Ontem, ao sair da audiência com o presidente Lula, o governador, na entrevista que concedeu à jornalista Ane Furtado, da Sucursal do Diário do Nordeste, em Brasília, evitou falar sobre a sua sucessão, mas fez questão de enfatizar que o seu "único compromisso de campanha foi assumido na campanha anterior, com o PMDB, para o apoio da candidatura de Eunício Oliveira ao Senado. Este é o único compromisso que tenho".
Na última segunda-feira, em Fortaleza, o governador tomou o café da manhã com o deputado federal José Guimarães e logo depois se encontrou, no Cariri, com o deputado federal Eunício Oliveira. Os dois sabiam da audiência dele com o presidente Lula, marcada para ontem.

Exceção
Antes da conversa com Lula, Cid esteve com o presidente nacional do PSB, o governador pernambucano Eduardo Campos. O PSB fechou questão no apoio à Dilma Rousseff, impondo a todos os Estados, mesmo naqueles em que o partido esteja coligado com o PSDB, assumirem a campanha de Dilma, com exceção do Ceará.
Segundo o relato da colega Ane Furtado, Eduardo Campos disse que o Ceará é uma exceção e que no Estado quem coordenará e definirá as alianças, de forma independente, será o governador Cid Gomes, acrescentando que espera tratamento igualitário por parte do PT.
Cid disse em Brasília que "não há necessidade de exceção.
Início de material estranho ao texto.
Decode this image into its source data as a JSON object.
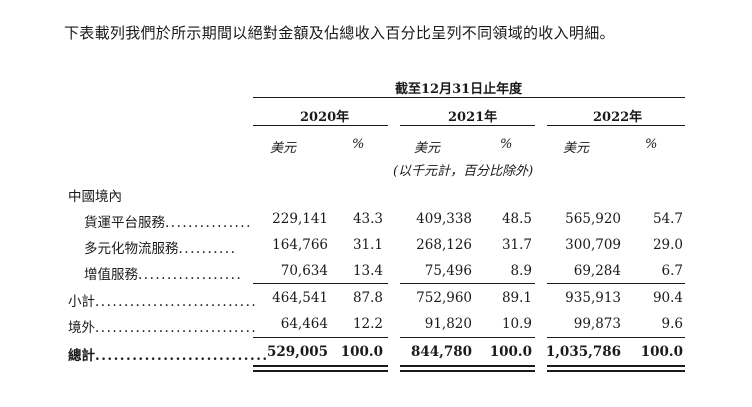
{
  "intro": "下表載列我們於所示期間以絕對金額及佔總收入百分比呈列不同領域的收入明細。",
  "header": {
    "period": "截至12月31日止年度",
    "years": [
      "2020年",
      "2021年",
      "2022年"
    ],
    "col_usd": "美元",
    "col_pct": "%",
    "unit_note": "(以千元計，百分比除外)"
  },
  "section_label": "中國境內",
  "rows": [
    {
      "label": "貨運平台服務",
      "dots": "...............",
      "v2020": "229,141",
      "p2020": "43.3",
      "v2021": "409,338",
      "p2021": "48.5",
      "v2022": "565,920",
      "p2022": "54.7"
    },
    {
      "label": "多元化物流服務",
      "dots": "..........",
      "v2020": "164,766",
      "p2020": "31.1",
      "v2021": "268,126",
      "p2021": "31.7",
      "v2022": "300,709",
      "p2022": "29.0"
    },
    {
      "label": "增值服務",
      "dots": "..................",
      "v2020": "70,634",
      "p2020": "13.4",
      "v2021": "75,496",
      "p2021": "8.9",
      "v2022": "69,284",
      "p2022": "6.7"
    },
    {
      "label": "小計",
      "dots": "............................",
      "v2020": "464,541",
      "p2020": "87.8",
      "v2021": "752,960",
      "p2021": "89.1",
      "v2022": "935,913",
      "p2022": "90.4"
    },
    {
      "label": "境外",
      "dots": "............................",
      "v2020": "64,464",
      "p2020": "12.2",
      "v2021": "91,820",
      "p2021": "10.9",
      "v2022": "99,873",
      "p2022": "9.6"
    },
    {
      "label": "總計",
      "dots": "............................",
      "v2020": "529,005",
      "p2020": "100.0",
      "v2021": "844,780",
      "p2021": "100.0",
      "v2022": "1,035,786",
      "p2022": "100.0"
    }
  ]
}
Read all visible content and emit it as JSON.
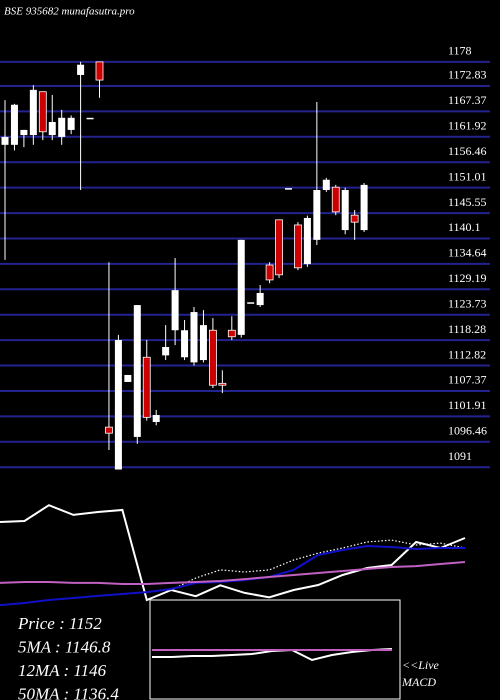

Eu vou dar todo apoio à candidatura da ex-ministra Dilma. E tenho certeza de que Ciro fará a mesma coisa. Ele sempre afirmou que acataria a decisão do partido".

Expectativa
Agora, após a conclusão das questões nacionais, a expectativa é de que o governador trate oficialmente, a partir de agora, das alianças para sua campanha em busca do segundo mandato, embora ainda não tenha dado abertura para isso.
"Eu estou disciplinado a seguir um cronograma. Hoje (ontem) foi decidida a questão nacional. Agora, sim, vamos tratar das questões regionais. Vamos fazer três seminários, 29 (maio) 5 e 12 (junho) e vamos ouvir todos os diretórios regionais. Ainda não estou falando nem mesmo da minha candidatura, quanto mais as da coligação", disse ontem, em Brasília. A convenção do PSB, para homologar as candidaturas já está marcada para 27 de junho.